The dogs who barked all weekend and inspired this past week's column welcomed home their owners about two hours after I completed the column. They have been well behaved since. I think I will go over and offer to take care of the dogs the next time the couple is gone. I would love to give them walks, especially if it kept them quiet. Better than throwing doggie treats over the fence every fifteen minutes.
In other news, I talked with Aunt Olive on the phone this week. She absorbed another "punch to the brain" as she called it this week. Olive is under the perpetual impression that she had a stroke yesterday and that she fell recently. It is clear that the left side of her head feels strange, and it is only natural that she would attribute it to a recent event.

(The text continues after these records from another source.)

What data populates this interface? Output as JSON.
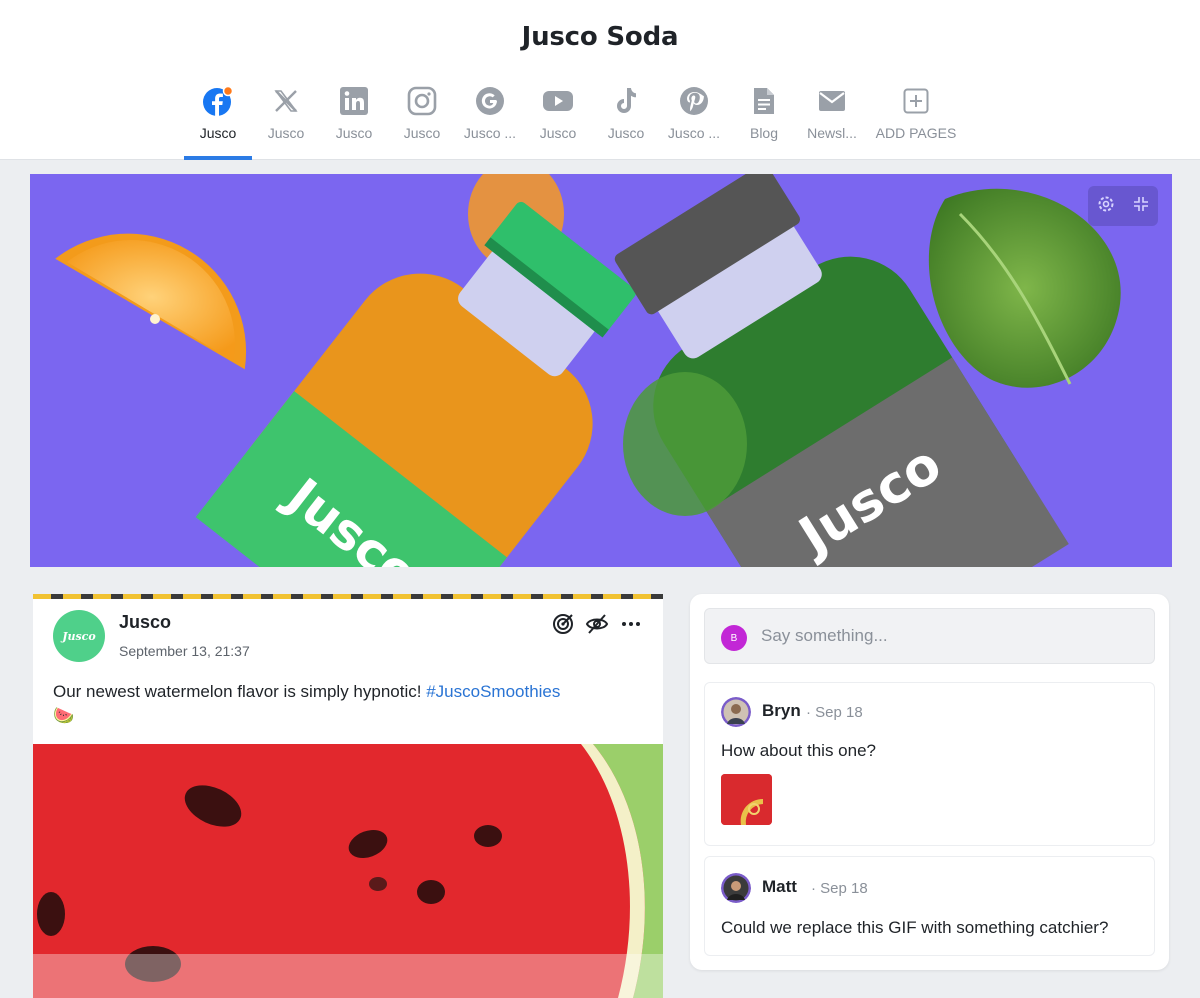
{
  "header": {
    "title": "Jusco Soda"
  },
  "tabs": [
    {
      "label": "Jusco",
      "icon": "facebook-icon",
      "active": true
    },
    {
      "label": "Jusco",
      "icon": "x-icon"
    },
    {
      "label": "Jusco",
      "icon": "linkedin-icon"
    },
    {
      "label": "Jusco",
      "icon": "instagram-icon"
    },
    {
      "label": "Jusco ...",
      "icon": "google-icon"
    },
    {
      "label": "Jusco",
      "icon": "youtube-icon"
    },
    {
      "label": "Jusco",
      "icon": "tiktok-icon"
    },
    {
      "label": "Jusco ...",
      "icon": "pinterest-icon"
    },
    {
      "label": "Blog",
      "icon": "document-icon"
    },
    {
      "label": "Newsl...",
      "icon": "mail-icon"
    },
    {
      "label": "ADD PAGES",
      "icon": "add-icon"
    }
  ],
  "cover": {
    "bottle_left_label": "Jusco",
    "bottle_right_label": "Jusco",
    "controls": [
      "gear-icon",
      "collapse-icon"
    ]
  },
  "post": {
    "avatar_text": "Jusco",
    "author": "Jusco",
    "date": "September 13, 21:37",
    "text": "Our newest watermelon flavor is simply hypnotic! ",
    "hashtag": "#JuscoSmoothies",
    "emoji": "🍉",
    "actions": [
      "target-icon",
      "eye-off-icon",
      "more-icon"
    ]
  },
  "comments": {
    "composer": {
      "avatar": "B",
      "placeholder": "Say something..."
    },
    "items": [
      {
        "author": "Bryn",
        "date": "· Sep 18",
        "text": "How about this one?"
      },
      {
        "author": "Matt",
        "date": "· Sep 18",
        "text": "Could we replace this GIF with something catchier?"
      }
    ]
  },
  "colors": {
    "accent": "#2b7be5",
    "cover_bg": "#7b66f0",
    "hashtag": "#2a74d4",
    "composer_avatar": "#c227d6"
  }
}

Sister Tracie is tending to Olive while I am gone. They bought head phones with a microphone for visiting, which I think will be sufficient. They also looked to see if there is insurance on the hearing aid which was so quickly lost after it was purchased. I just worry that if Olive gets another hearing aid, she will get annoyed, throw it out and then forget she threw it out.
One of her favorite nurses, who she calls Truman, has, according to Olive, "really laid down the law." She told me that several times before I left. Truman, she said, is really bringing order to the place. He's shaping everybody up and nobody dares differ with him. This has been a theme in our phone calls as well. Truman is laying down the law!
Well, my sister finally had a visit with Truman. His "laying down the law" consists of telling Olive that she's darn lucky she's over 100 years old, because if you're under 100 years old, you have to wash dishes. Knowing Truman, he says this with the utmost seriousness, and Olive has taken him seriously. She forgets the specifics, but remembers the general concept: Truman is cracking down. Those who are 99 years old and younger have to wash dishes!
It is also time for a haircut. This is a touchy deal, as Olive has systematically decided that everybody who cuts hair has developed a drinking problem. "It's so sad about Ella," she says of one of the ladies who cuts hair. "She's taken to liquor."
This must be news to Ella, who doesn't even know her name is Ella.
So, best wishes to sister as she sets out to solve the haircut dilemma, which is usually only solved by a trip to Twin Valley.